While a larger-degree momentum failure below 23-Aug’s larger-degree corrective lows at 2.4086 (2.4547 close) will confirm the peak/reversal, we will be watchful for the requisite proof of trendy, impulsive 5-wave behavior on this suspected initial counter-trend decline and, most importantly, proof of 3-wave corrective behavior on a prospective rebuttal to this decline to further reinforce the peak/reversal process and possibly provide a more practical longer-term bull risk parameter than 2.4086 for longer-term commercial players.
From an even longer-term perspective, the extraordinarily labored recovery attempt from last Dec’s lows on a weekly log close-only basis above and a monthly log basis below of the most active futures contract is characteristic of a mere B- or 2nd-Wave corrective rebuttal to Jun-Dec22’s INITIAL A- or 1st-Wave decline within a still-arguable and massive, multi-quarter peak/reversal threat that warns of an eventual resumption of last year downtrend to eventual new lows below 2.02. Might the resumption of such a major bear trend be in its infancy from 15-Sep’s 2.7021 high??? Yep, it certainly might.

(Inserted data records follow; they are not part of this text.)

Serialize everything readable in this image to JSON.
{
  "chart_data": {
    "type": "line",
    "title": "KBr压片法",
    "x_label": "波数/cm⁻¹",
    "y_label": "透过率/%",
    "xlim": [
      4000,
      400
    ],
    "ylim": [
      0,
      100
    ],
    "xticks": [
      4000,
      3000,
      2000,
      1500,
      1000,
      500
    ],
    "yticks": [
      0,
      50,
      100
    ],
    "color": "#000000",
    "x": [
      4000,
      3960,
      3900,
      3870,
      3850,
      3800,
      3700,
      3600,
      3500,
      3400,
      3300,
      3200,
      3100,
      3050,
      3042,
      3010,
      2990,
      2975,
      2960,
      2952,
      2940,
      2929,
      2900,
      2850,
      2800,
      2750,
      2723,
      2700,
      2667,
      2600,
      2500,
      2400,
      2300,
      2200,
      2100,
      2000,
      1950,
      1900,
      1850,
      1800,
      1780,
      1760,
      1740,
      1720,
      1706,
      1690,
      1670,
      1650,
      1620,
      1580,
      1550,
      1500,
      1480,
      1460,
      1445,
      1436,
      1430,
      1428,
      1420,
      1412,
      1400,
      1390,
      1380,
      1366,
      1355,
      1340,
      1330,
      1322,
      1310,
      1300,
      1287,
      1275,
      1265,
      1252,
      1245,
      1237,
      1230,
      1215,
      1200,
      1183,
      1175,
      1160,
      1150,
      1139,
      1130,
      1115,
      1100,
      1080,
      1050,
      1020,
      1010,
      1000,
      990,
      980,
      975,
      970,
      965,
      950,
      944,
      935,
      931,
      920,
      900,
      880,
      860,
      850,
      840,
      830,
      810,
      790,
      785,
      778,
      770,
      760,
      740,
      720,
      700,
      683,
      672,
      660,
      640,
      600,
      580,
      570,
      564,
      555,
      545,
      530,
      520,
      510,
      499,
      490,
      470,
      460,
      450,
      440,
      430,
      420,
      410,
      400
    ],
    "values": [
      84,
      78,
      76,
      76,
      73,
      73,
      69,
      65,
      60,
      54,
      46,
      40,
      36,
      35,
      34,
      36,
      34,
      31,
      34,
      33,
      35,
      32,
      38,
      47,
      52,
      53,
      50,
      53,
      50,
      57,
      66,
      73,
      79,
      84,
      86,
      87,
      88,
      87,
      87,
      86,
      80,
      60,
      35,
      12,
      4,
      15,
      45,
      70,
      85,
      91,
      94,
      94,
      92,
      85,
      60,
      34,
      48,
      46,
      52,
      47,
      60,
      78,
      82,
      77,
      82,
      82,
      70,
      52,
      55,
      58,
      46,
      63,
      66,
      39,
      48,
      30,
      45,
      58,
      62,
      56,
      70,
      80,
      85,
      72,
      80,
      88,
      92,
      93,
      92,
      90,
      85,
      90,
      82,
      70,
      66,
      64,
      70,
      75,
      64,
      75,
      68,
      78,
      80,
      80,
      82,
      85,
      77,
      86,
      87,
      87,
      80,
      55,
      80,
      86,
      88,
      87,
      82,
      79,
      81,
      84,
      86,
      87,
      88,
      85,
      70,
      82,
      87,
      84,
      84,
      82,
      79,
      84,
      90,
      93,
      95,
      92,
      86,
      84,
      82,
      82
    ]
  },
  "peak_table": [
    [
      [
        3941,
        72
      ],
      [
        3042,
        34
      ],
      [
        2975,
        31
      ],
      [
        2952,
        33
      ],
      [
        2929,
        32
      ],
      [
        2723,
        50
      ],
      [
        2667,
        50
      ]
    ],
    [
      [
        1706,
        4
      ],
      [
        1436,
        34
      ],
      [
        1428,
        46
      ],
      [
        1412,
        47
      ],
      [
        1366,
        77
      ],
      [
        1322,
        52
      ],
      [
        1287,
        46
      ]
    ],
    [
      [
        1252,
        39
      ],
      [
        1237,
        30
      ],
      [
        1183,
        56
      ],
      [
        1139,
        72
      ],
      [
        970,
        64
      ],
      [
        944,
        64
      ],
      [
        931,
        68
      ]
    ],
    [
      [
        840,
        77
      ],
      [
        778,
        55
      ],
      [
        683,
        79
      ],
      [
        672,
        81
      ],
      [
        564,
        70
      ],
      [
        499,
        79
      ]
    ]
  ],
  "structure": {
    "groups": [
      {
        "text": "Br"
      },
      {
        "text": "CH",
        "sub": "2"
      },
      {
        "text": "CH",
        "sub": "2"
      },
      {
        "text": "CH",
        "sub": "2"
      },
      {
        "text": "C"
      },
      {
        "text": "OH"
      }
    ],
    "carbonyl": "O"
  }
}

But as you know, we cannot conclude long-term counts from proof of only shorter-term weakness. And herein lies the importance of 1) the market’s ability to now sustained losses below 2.7021, 2) further weakness below 2.4086 and, 3) sustained trendy, impulsive behavior to the downside thereafter.
These issues considered, shorter-term traders have been advised or remain advised to move to at least a neutral/sideline if not cautiously bearish position with strength above 2.5950 and/or 2.7021 required to threaten and then negate this call and warrant defensive measure. Longer-term commercial players are advised to pare bullish exposure to more conservative levels and jettison remaining exposure on the immediate break below 2.4086 that will confirm the reversal and expose indeterminable losses thereafter. In the meantime, we will be watchful for proof of 3-wave corrective behavior on recovery attempts to reinforce this bearish count and provide preferred risk/reward selling opportunities.